(these are written quickly in 10min, many aspects are not well elaborated, would be expanded into an article later, Lorenzo on 2024-05-28)
I had an interview explaining details of the first rabbit hole:
For the second, please refer to the open source implementation of brc20-swap the contract: https://github.com/brc20-devs/brc20-swap-contract the indexer: https://github.com/brc20-devs/brc20-swap-indexer the sequencer: https://github.com/brc20-devs/brc20-swap-sequencer-api
"the difference is it's protected by Ordinals indexers not nodes (strong consensus)"
could you explain this further please?
contracts on EVM are validated and executed by Ethereum nodes (the first-class consensus of a given blockchain). invalid contract is rejected and doesn't get the chance to the blocks.
contracts in inscriptions are validated and executed by Ordinals/brc-20 indexers (BestInSlots/OPI, UniSat, OKX, Nubit, etc..), not bitcoin nodes (1st-class consensus on bitcoin). Invalid contracts still get their ways into blocks as valid bitcoin transactions, but they will be invalidated by indexers like mis-typed brc-20 mintings as bad mintings.

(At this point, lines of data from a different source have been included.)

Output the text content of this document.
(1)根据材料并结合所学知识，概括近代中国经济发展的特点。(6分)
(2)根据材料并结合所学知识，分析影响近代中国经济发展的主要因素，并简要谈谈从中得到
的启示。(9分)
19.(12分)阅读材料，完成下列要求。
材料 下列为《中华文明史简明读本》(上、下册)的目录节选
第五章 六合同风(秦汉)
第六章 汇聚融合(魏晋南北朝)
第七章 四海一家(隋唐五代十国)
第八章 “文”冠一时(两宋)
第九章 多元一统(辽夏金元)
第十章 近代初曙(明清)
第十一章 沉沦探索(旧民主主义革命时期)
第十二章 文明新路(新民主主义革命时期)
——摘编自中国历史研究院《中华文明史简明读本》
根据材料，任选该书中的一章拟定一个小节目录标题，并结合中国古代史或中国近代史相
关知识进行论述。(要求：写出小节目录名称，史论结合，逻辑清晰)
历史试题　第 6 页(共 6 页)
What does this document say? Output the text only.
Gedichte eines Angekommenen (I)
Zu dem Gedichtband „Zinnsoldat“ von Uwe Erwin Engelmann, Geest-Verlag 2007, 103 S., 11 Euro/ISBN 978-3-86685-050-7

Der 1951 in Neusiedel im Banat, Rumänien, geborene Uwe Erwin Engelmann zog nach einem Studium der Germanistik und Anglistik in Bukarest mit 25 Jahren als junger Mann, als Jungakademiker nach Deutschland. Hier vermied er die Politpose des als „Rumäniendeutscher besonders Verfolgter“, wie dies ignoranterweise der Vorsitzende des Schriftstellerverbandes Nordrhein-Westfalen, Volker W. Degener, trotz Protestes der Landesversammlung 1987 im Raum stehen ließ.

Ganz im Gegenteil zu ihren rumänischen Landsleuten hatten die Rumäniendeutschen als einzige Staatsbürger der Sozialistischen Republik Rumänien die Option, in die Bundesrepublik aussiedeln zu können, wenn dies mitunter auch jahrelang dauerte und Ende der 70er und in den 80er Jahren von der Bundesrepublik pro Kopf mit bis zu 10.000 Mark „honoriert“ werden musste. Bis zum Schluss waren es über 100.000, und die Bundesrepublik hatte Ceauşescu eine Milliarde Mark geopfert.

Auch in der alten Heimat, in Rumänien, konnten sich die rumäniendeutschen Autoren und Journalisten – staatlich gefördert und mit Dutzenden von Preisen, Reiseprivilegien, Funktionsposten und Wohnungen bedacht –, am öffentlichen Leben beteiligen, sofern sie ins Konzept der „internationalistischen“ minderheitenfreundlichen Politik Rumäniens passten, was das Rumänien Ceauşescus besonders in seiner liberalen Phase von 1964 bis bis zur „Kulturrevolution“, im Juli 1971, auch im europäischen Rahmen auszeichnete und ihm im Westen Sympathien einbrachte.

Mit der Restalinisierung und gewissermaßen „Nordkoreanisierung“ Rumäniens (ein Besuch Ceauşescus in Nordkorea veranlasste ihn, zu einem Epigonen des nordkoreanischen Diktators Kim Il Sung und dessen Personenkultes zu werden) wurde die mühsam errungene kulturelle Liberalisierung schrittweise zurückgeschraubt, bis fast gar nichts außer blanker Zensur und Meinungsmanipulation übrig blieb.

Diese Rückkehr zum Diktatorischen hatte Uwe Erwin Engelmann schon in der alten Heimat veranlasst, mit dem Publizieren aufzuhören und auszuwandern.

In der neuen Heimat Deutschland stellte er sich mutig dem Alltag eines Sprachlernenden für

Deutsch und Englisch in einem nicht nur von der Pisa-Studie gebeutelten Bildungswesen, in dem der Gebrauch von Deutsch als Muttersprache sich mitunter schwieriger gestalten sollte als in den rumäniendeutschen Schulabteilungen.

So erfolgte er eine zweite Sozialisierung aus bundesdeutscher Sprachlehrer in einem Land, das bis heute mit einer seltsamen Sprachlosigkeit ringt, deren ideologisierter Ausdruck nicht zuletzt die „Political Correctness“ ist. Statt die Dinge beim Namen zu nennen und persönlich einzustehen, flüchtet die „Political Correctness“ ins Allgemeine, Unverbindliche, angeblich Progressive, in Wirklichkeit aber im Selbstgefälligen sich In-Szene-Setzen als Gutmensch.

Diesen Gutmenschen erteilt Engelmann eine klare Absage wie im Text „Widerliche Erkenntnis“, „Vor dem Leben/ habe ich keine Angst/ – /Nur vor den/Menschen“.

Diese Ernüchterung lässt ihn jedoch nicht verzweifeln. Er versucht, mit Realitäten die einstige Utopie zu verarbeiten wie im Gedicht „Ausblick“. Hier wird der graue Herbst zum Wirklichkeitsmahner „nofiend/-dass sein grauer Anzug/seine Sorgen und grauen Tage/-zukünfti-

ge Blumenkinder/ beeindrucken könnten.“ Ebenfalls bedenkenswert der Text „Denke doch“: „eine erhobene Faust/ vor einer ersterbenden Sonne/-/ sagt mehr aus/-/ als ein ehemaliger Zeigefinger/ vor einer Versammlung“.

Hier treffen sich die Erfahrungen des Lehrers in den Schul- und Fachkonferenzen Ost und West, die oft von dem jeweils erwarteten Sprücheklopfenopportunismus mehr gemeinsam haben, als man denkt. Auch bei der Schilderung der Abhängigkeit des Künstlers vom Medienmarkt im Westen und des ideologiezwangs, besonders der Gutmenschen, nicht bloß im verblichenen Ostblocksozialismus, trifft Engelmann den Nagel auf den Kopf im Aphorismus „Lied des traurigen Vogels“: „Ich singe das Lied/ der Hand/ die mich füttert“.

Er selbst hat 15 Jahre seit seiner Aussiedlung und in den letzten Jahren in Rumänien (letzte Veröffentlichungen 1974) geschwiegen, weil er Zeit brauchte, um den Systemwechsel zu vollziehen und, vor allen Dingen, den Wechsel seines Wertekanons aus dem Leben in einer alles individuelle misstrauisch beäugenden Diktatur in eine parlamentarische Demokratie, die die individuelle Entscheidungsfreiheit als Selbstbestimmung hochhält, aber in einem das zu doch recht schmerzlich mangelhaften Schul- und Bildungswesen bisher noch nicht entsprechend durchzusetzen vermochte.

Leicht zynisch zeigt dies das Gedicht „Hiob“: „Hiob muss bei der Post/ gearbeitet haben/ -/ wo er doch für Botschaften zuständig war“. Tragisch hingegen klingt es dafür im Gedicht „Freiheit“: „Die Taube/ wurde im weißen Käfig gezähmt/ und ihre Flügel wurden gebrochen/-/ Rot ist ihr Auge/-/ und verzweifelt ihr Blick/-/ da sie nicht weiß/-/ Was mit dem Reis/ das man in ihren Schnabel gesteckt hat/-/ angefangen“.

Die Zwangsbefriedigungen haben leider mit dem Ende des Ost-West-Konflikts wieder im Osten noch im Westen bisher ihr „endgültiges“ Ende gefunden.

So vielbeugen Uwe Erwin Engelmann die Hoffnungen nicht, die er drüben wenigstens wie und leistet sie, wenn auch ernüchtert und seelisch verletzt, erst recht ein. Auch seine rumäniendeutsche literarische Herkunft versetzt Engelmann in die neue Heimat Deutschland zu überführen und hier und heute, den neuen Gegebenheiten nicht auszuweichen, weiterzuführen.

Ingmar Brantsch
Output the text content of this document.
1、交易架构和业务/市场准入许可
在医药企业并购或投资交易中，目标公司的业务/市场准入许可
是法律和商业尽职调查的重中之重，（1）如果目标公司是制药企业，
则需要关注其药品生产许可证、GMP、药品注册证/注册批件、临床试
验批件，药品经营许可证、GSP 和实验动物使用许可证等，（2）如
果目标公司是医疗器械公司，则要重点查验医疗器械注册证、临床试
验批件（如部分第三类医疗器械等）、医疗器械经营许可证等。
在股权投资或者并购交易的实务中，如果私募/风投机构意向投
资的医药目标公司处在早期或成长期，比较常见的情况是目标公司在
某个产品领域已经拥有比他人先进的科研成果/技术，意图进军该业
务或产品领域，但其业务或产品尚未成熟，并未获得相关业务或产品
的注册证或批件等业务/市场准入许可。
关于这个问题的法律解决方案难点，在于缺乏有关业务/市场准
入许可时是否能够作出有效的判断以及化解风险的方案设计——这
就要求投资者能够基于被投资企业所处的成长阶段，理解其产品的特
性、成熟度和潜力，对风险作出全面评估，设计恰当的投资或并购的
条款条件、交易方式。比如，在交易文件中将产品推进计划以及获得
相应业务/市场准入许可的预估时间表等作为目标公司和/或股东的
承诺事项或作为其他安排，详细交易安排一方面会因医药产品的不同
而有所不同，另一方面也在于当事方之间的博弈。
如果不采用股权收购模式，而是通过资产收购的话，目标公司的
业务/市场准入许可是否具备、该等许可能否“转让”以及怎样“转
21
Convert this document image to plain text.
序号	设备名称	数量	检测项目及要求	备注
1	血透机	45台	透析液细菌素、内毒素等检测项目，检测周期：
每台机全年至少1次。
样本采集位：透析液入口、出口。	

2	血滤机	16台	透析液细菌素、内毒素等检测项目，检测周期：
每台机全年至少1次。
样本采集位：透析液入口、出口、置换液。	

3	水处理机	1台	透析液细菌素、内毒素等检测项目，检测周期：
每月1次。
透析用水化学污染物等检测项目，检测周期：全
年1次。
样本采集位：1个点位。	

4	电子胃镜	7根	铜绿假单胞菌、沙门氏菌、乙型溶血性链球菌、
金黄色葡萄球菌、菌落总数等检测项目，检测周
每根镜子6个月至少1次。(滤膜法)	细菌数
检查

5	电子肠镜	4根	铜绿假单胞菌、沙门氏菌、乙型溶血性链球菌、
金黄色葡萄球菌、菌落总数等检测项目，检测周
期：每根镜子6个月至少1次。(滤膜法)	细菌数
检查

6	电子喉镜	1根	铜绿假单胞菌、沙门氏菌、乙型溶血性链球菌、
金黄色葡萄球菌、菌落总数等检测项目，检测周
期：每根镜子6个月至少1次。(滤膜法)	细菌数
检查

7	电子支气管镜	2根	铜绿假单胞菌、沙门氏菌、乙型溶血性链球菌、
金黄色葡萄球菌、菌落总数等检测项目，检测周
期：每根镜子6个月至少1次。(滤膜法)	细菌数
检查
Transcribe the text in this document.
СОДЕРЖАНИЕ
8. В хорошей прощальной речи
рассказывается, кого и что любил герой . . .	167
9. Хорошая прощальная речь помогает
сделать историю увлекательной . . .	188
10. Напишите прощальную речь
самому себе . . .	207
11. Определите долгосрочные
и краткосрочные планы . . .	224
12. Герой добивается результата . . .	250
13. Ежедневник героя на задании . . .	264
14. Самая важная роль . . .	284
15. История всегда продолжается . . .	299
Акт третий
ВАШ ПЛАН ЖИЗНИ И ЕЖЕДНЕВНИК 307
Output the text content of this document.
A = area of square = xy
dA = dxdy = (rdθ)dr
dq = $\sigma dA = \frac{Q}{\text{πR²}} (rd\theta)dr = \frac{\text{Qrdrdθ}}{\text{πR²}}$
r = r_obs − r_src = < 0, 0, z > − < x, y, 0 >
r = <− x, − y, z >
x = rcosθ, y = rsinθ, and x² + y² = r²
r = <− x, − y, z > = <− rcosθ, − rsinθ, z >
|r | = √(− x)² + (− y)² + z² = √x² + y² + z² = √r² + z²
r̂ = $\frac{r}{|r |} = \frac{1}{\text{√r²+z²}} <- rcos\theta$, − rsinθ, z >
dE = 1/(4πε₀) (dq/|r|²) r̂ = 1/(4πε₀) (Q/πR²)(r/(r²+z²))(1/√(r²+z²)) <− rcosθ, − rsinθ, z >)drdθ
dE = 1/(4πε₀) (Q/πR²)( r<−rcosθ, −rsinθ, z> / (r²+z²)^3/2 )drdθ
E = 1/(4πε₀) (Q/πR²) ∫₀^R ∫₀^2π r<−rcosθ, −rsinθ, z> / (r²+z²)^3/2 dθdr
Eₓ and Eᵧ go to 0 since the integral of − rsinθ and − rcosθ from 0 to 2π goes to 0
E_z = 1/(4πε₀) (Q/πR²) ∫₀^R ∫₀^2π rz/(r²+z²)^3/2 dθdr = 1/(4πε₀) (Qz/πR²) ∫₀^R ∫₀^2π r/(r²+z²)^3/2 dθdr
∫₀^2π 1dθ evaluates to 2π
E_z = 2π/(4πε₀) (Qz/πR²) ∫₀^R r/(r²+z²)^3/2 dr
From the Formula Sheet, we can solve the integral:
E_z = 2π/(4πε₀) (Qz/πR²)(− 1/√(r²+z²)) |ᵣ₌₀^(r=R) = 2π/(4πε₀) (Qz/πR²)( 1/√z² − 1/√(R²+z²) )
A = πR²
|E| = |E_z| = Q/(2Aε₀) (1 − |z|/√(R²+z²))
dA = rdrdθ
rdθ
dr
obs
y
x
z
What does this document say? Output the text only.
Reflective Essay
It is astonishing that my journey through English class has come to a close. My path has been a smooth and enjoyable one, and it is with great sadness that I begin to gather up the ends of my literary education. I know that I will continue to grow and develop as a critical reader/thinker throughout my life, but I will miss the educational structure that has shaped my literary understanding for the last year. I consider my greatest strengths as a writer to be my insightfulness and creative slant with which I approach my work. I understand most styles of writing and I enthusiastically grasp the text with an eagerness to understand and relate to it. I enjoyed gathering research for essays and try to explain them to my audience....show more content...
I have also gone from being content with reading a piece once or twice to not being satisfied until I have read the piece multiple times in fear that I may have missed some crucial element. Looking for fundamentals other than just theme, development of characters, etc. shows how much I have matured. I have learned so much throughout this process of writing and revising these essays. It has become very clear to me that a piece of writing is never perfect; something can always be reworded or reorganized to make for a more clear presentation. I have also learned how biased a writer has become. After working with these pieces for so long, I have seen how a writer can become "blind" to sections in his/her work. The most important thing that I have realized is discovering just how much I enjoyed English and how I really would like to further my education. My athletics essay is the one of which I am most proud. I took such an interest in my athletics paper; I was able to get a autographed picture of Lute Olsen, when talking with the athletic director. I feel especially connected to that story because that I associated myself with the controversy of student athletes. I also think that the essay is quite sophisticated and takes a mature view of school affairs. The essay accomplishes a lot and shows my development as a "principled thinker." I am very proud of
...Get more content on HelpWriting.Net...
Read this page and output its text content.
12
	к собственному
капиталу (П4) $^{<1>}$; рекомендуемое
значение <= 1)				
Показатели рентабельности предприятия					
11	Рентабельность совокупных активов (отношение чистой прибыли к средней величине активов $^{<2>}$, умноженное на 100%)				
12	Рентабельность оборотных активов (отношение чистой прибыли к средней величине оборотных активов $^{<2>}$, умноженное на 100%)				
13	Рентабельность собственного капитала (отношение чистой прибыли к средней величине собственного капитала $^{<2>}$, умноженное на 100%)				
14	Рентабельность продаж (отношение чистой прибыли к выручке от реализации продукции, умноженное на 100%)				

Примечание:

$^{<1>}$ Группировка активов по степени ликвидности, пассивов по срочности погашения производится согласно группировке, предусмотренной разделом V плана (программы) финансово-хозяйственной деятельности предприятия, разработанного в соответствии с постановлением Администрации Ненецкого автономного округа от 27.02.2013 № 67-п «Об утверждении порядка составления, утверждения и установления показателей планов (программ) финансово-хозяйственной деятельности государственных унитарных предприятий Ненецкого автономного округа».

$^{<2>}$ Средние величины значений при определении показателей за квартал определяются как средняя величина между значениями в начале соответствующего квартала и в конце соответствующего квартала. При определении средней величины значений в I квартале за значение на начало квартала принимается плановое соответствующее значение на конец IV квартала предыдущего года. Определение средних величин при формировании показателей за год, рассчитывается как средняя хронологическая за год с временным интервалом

The second-class consensus is weaker than the first one as it cannot prevent the ill inscriptions from getting into blocks. But it still works reliably for protocols like brc-20 and runes, by maintaining a shared consensus/ruleset between hundreds of indexing instances. It also provides additional level of flexibility that allows us to program in different languages (for example we use TypeScript in brc20-swap contracts, source code shared above) with a versatile execution environment.